Nenhuma criança é tábula rasa
- Mário Bertini
- 23 de abr.
- 3 min de leitura
Há um tipo de silêncio que antecede a palavra, mas não por ausência — e sim por excesso. Um ruído ancestral, molecular, que vibra antes da linguagem. É nesse plano, anterior à narrativa, que se inscrevem os primeiros traços de um sujeito. Não há ali uma folha em branco, lisa, pronta para ser escrita. Há já uma escrita — pulsátil, embrionária, mas decisiva.
A imagem da criança como tábula rasa — cara a Locke e à ilusão iluminista de transparência — ainda seduz muitos discursos contemporâneos. A pedagogia normativa, as abordagens comportamentais simplificadas, até mesmo alguns discursos parentais bem-intencionados: todos flertam com a ideia de que se pode moldar o sujeito desde o zero, como se fosse possível resetar a carne e reescrever o psiquismo a partir da vontade.
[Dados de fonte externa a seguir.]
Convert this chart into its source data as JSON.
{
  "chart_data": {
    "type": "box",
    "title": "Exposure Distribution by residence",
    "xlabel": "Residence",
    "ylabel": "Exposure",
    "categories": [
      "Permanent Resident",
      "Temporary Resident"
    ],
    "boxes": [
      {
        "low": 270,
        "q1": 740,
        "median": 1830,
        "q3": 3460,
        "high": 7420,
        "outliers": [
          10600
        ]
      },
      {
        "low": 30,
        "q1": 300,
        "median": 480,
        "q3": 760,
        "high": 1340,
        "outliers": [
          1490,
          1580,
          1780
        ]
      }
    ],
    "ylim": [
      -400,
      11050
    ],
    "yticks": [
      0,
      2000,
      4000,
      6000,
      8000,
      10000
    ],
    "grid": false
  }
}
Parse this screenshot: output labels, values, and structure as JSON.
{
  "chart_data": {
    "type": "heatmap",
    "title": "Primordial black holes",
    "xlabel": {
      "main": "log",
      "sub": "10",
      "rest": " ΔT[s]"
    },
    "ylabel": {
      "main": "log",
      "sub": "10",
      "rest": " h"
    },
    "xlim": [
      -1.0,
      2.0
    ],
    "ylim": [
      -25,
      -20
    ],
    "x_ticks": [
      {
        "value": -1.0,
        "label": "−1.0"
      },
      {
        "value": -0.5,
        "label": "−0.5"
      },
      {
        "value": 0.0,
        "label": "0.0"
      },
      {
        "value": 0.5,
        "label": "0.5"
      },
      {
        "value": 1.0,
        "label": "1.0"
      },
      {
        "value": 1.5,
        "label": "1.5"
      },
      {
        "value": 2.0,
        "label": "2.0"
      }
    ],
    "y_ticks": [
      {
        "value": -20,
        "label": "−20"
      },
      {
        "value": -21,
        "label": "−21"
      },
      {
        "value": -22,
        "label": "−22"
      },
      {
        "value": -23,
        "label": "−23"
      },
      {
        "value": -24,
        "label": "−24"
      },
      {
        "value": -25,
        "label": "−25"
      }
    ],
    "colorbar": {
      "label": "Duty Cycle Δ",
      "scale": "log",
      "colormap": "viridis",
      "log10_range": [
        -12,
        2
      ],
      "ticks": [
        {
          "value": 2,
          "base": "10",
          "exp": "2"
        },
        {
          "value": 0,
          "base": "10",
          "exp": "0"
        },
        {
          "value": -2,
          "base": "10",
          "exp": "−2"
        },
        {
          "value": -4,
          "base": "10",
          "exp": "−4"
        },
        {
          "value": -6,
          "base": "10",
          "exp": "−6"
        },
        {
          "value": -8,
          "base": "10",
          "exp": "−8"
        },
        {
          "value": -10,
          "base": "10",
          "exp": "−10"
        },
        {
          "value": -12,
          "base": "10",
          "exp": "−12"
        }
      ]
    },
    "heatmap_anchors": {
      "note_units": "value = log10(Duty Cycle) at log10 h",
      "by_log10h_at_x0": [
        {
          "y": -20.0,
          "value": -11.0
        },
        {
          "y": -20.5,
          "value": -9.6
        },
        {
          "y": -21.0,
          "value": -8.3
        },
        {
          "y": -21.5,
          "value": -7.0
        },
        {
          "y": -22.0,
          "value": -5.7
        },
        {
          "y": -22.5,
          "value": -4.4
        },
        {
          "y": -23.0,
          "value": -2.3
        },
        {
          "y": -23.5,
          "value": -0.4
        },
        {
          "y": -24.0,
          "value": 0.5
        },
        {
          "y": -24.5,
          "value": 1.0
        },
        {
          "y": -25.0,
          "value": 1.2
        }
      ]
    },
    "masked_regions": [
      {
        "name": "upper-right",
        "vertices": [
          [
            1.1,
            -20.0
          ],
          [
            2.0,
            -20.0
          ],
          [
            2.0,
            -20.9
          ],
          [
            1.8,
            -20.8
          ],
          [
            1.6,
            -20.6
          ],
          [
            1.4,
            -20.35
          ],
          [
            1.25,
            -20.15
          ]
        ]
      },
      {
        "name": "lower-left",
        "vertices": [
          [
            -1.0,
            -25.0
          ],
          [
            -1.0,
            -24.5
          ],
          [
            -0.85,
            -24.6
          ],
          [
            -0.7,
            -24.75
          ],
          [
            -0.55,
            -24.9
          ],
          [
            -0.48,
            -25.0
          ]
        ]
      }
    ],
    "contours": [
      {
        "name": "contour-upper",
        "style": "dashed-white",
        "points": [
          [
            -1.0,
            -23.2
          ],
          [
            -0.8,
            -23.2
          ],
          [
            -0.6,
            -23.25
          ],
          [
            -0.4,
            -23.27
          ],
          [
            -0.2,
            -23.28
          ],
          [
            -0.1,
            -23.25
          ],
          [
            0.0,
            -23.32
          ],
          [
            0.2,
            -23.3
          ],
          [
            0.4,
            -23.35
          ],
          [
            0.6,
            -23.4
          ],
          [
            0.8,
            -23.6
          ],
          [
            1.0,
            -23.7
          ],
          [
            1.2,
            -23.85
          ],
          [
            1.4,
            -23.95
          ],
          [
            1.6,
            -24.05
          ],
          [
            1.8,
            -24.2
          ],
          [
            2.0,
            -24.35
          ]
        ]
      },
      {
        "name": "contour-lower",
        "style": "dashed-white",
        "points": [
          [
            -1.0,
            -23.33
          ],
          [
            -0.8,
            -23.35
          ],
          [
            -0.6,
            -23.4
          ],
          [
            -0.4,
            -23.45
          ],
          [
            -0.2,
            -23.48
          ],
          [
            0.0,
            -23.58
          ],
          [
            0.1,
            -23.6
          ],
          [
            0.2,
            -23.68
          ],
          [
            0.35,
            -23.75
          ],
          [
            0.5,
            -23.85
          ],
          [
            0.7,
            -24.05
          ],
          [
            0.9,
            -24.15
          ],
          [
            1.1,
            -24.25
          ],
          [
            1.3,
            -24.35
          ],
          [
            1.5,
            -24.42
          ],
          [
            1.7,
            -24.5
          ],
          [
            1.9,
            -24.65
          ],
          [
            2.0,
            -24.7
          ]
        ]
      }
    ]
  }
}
Mas isso é esquecer que o corpo sente antes de falar, que o olhar toca antes de compreender, que a pele registra antes que o eu se organize.
Desde as primeiras horas, o bebê já traz marcas. Não só genéticas — mas marcas de um outro, de uma história que o precede. André Green dizia que o inconsciente do sujeito nasce do inconsciente dos pais — e poderíamos estender: nasce também das expectativas, das ausências, dos ritmos afetivos que cercam o recém-nascido. Não há neutralidade nesse campo. O bebê, com seu choro inaugural, já convoca uma cadeia de sentidos. Ele não nasce só como corpo, mas como enigma.
A neurociência do desenvolvimento vem confirmar o que a clínica já suspeitava: o infante é sensível a padrões, a ritmos, a rostos, a melodias emocionais. A arquitetura do cérebro é plástica, sim, mas nunca indiferente. Ela se molda em resposta ao mundo, mas com base em predisposições estruturais — circuitos já ativos que se afinarão com a experiência. Há uma coreografia implícita entre biologia e ambiente, uma dança entre aquilo que pulsa por dentro e aquilo que ressoa por fora.
As pesquisas de Spelke, Kagan, Werker e tantos outros desmontam meticulosamente a ilusão da folha em branco. Os bebês discriminam sons, antecipam ações, reagem a rostos com padrões emocionais específicos. O sujeito não nasce pronto, mas também não nasce neutro. Ele emerge no entrelaçamento tenso entre o que já é e o que ainda será.
A psicanálise, com sua escuta radical, nos obriga a reconhecer que há um sujeito antes do eu. Um sujeito do desejo, da repetição, da ausência — e esse sujeito não espera a linguagem para existir. Ele aparece nos atos falhos do corpo, nos silêncios do sono, nos movimentos involuntários. Como diria Roussillon, é pela via da sensorialidade que o psíquico se esboça. Antes de qualquer representação, há afecção. E é isso que desmente a tábula rasa: o sujeito já sente antes de se saber.
Talvez devêssemos trocar a imagem da tábula por outra: a de uma palimpsesto vivo. Um corpo onde inscrições antigas coexistem com novas camadas, onde o passado não se apaga, mas reverbera. Um corpo onde cada gesto carrega ecos — biológicos, psíquicos, relacionais. Um corpo onde educar não é escrever do zero, mas decifrar, escutar, traduzir aquilo que já vibra.
Porque nenhuma criança é tábula rasa. Cada uma nasce com uma história por dentro — silenciosa, sim, mas não muda. Uma história que pulsa no olhar, na pele, no ritmo do sono. E é nesse tecido denso entre o dado e o vivido que se tece a singularidade.